On the issue of beef prices, PM Justin Trudeau stated late last month that "We are not at this point anticipating shortages of beef, but prices might go up".
Since then, more meat processors in Canada have been forced to slow down, and some even shut down, due to physical distancing measures and even having some worker test positive for COVID-19. With food demands at highs right now due to consumers wanting to stockpile resources, beefs demand has shot up, but supply has dropped, resulting in prices increases.
Just yesterday, the Harmoney Beef meat plant was forced to shut down in connection to 34 coronavirus cases. This would be the third Alberta-based meat plant to close amidst the outbreak.
Producers are also harmed during this outbreak. With an estimated backlog of almost 100,000 cattle waiting to be processed, ranchers are losing millions in having to keep the cattle alive and lost sales. This has caused the price per cattle to actually drop in contrast to the price of beef, from an estimated $2,600 per cattle to around $1,600 - $1,800.
The scary thing about these processing plant outbreaks is that not only are workers susceptible, but all the meats that leave the plant could be contaminated. This has led to the Canadian Food Inspection Agency to place personnel in every Canadian meat plant, and only allow operations under their supervision.
With that being said, consumers are looking at alternatives to beef in the meantime. By month end of March, US alternative meat sales had increased 255% compared to a 53% increase in meat sales during the same period. Sentiment towards meat alternatives has assumed to sweeten, as companies such as Beyond Meat, a producer of plant-based meat alternatives, have seen share prices skyrocket. From March 19 until now, the stock has gained 120%, with a huge jump of 26% today.
Looking ahead to the future, consumers are starting to understand how fragile the meat supply chain can be, and outlook on meat substitutes have brightened. With that being said, will consumers still be looking to purchase meat alternatives post-outbreak? Do consumers truly believe in meat-alternatives or are they simply settling? Consumer memory is short, so it's hard to say that this pandemic event will have a lasting view on how the meat industry and its production chain is perceived.
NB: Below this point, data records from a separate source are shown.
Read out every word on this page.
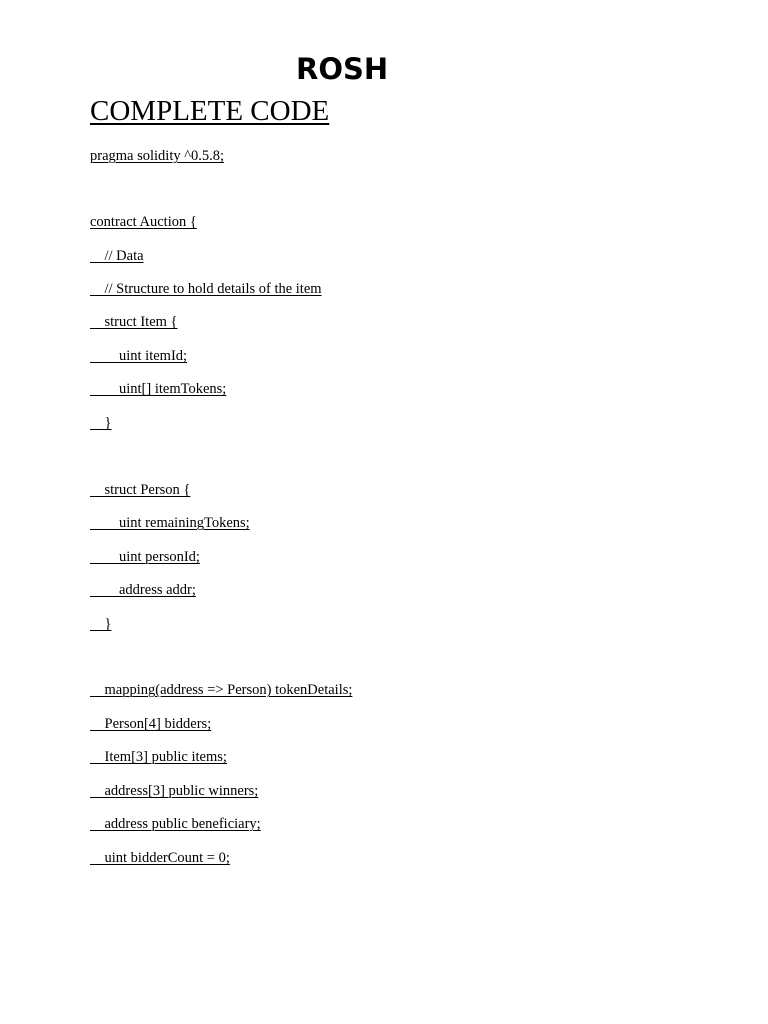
ROSH
COMPLETE CODE
pragma solidity ^0.5.8;
contract Auction {
// Data
// Structure to hold details of the item
struct Item {
uint itemId;
uint[] itemTokens;
}
struct Person {
uint remainingTokens;
uint personId;
address addr;
}
mapping(address => Person) tokenDetails;
Person[4] bidders;
Item[3] public items;
address[3] public winners;
address public beneficiary;
uint bidderCount = 0;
Sure, new health and safety rules might be implemented, but the demand for meat will always be there.
Meat-alternative producers can co-exist with the meat industry, but will the demand ever be the same, nevertheless, surpass the meat industry? As of right now, companies like Beyond Meat look like a buy, but we'll have to wait and see if demand for meat substitutes continues after the impact of COVID-19 is a thing of the past.